Streaming uses the same event model in real time:

```python
async for event in agent.stream(thread):
    if event.type == EventType.LLM_STREAM_CHUNK:
        print(event.data["content_chunk"], end="", flush=True)
    elif event.type == EventType.TOOL_RESULT:
        print(event.data["result"])
```

### Using Config Files

Tyler supports creating agents from YAML configuration files, enabling you to share the same configuration between the CLI and Python code:

```python
from tyler import Agent, load_config
import asyncio

# Simple: Create agent from config file
agent = Agent.from_config("my-config.yaml")

# With overrides
agent = Agent.from_config(
    "my-config.yaml",
    temperature=0.9,
    model_name="gpt-4o"
)

# Auto-discovery (searches ./tyler-chat-config.yaml, ~/.tyler/chat-config.yaml, etc.)
agent = Agent.from_config()

# Advanced: Load and modify config before creating agent
config = load_config("my-config.yaml")
config["temperature"] = 0.9
agent = Agent(**config)
```

Example `tyler-chat-config.yaml`:
```yaml
name: "MyAgent"
model_name: "gpt-4.1"
temperature: 0.7
purpose: "A helpful AI assistant"
tools:
  - "web"
  - "slack"
skills:
  - "./skills/code-review"
  - "./skills/testing"
agents_md: true  # or "./AGENTS.md" or ["./AGENTS.md", "./docs/AGENTS.md"]
mcp:
  servers:
    - name: "docs"
      transport: "streamablehttp"
      url: "https://slide.mintlify.app/mcp"
```

See `examples/003_agent_from_config.py` for complete examples and `tyler-chat-config.yaml` for a full configuration template.

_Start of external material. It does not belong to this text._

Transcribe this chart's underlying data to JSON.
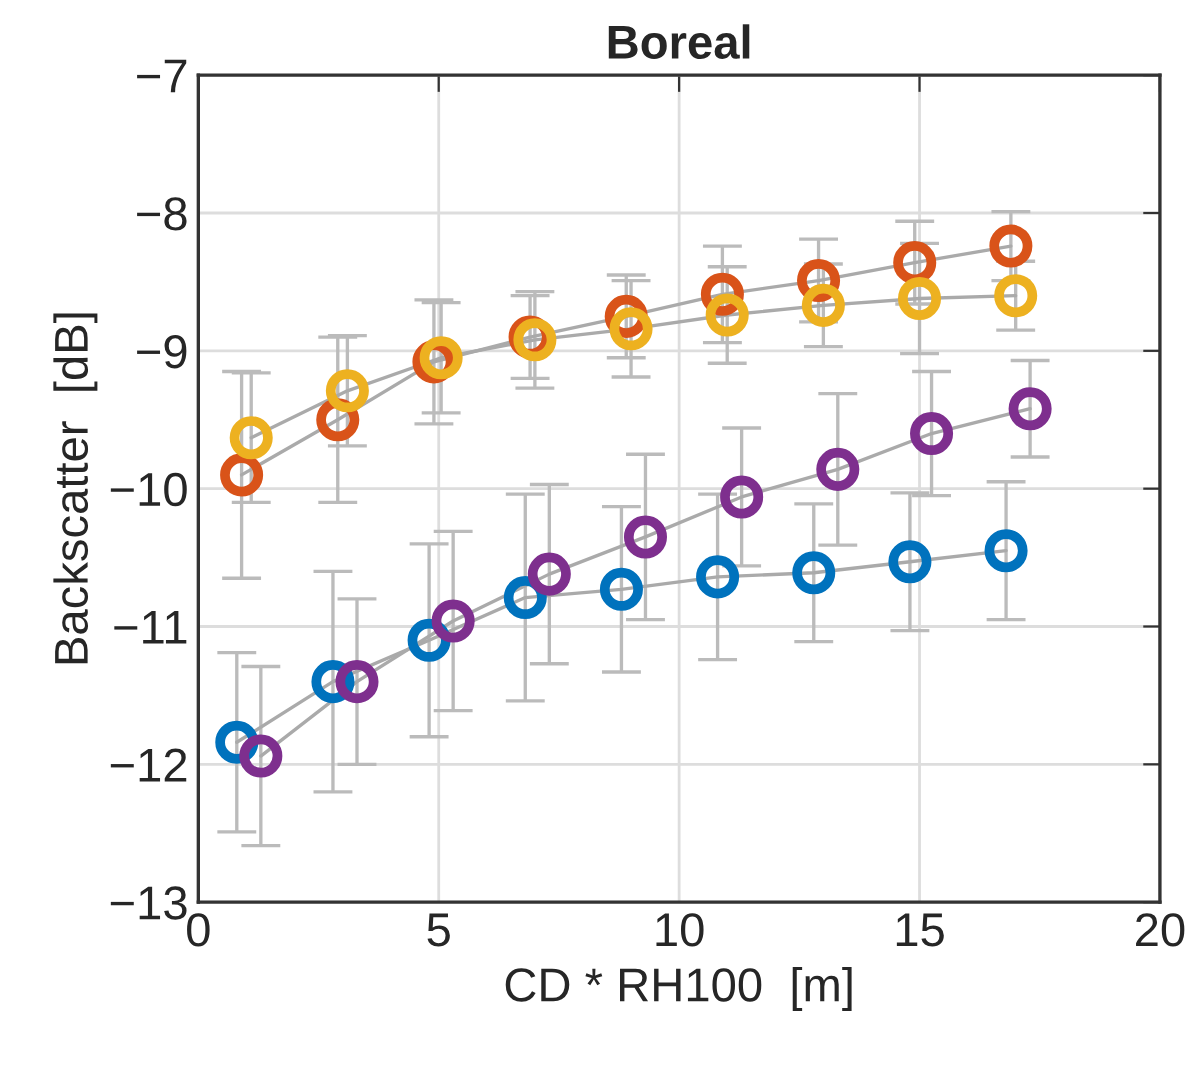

## Running Examples and Tests

Tyler comes with a variety of examples in the `examples/` directory that demonstrate different features and capabilities. These examples can also be run as integration tests to ensure everything is working correctly.

### Running Examples as Tests

The examples are integrated into the test suite with special markers to allow running them separately from unit tests:

```bash
# Run only the example tests
pytest -m examples

# Run only unit tests (excluding examples)
pytest -k "not examples"

# Run all tests (unit tests and examples)
pytest
```

This separation is particularly useful during development, allowing you to run the faster unit tests while making changes, and run the full test suite including examples before committing.

### Example Categories

The examples directory includes demonstrations of:

- Basic agent conversations
- Using built-in and custom tools
- Agent Skills with progressive disclosure (`108_skills.py`)
- AGENTS.md project instructions (`109_agents_md.py`)
- Working with file attachments
- Image and audio processing
- Streaming responses
- MCP (Model Context Protocol) integration

Each example is a standalone Python script that can be run directly or as part of the test suite.

## License

This project is licensed under the MIT License - see the [LICENSE](LICENSE) file for details.